Ahead of his arrest, he had told local English-language media that the military coup was “not wise”, and that its leaders “have taken the country in the wrong direction”.
“Everyone in the country should oppose as much as they can the actions they are seeking to take us back to zero by destroying our government,” he told Frontier Myanmar in the coup’s aftermath.
Aung San Suu Kyi has not been seen in public since Monday.
According to the Assistance Association for Political Prisoners, a Yangon-based group that monitors political arrests in Myanmar, more than 130 officials and lawmakers have been detained in relation to the coup.
Telecoms providers in the country have also been ordered to block Facebook, the main means of accessing the internet and communicating for millions of people in Myanmar.
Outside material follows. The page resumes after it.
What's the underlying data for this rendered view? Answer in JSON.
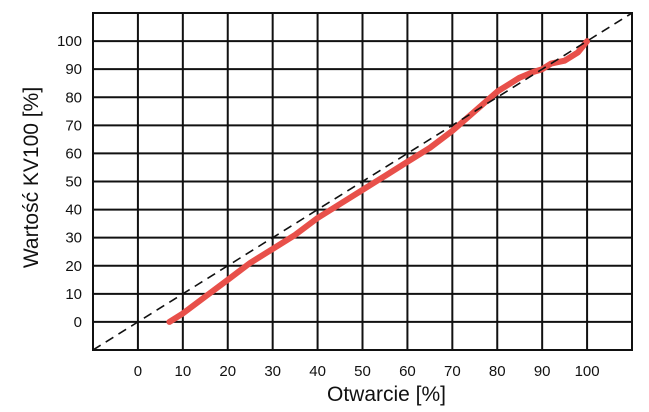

The coup has drawn condemnation globally and on Thursday, US president Joe Biden reiterated his call for the generals to reverse course.
“The Burmese military should relinquish power they have seized, release the advocates and activists and officials they have detained, lift the restrictions in telecommunications, and refrain from violence,” Biden said.
He spoke hours after his national security adviser, Jake Sullivan, said the White House was “looking at specific targeted sanctions both on individuals and on entities controlled by the military that enrich the military”. He did not give further details.
So far, no large-scale protests have emerged on the streets of Myanmar, though small pockets of dissent have popped up, with medical doctors choosing to wear red ribbons – NLD’s colors.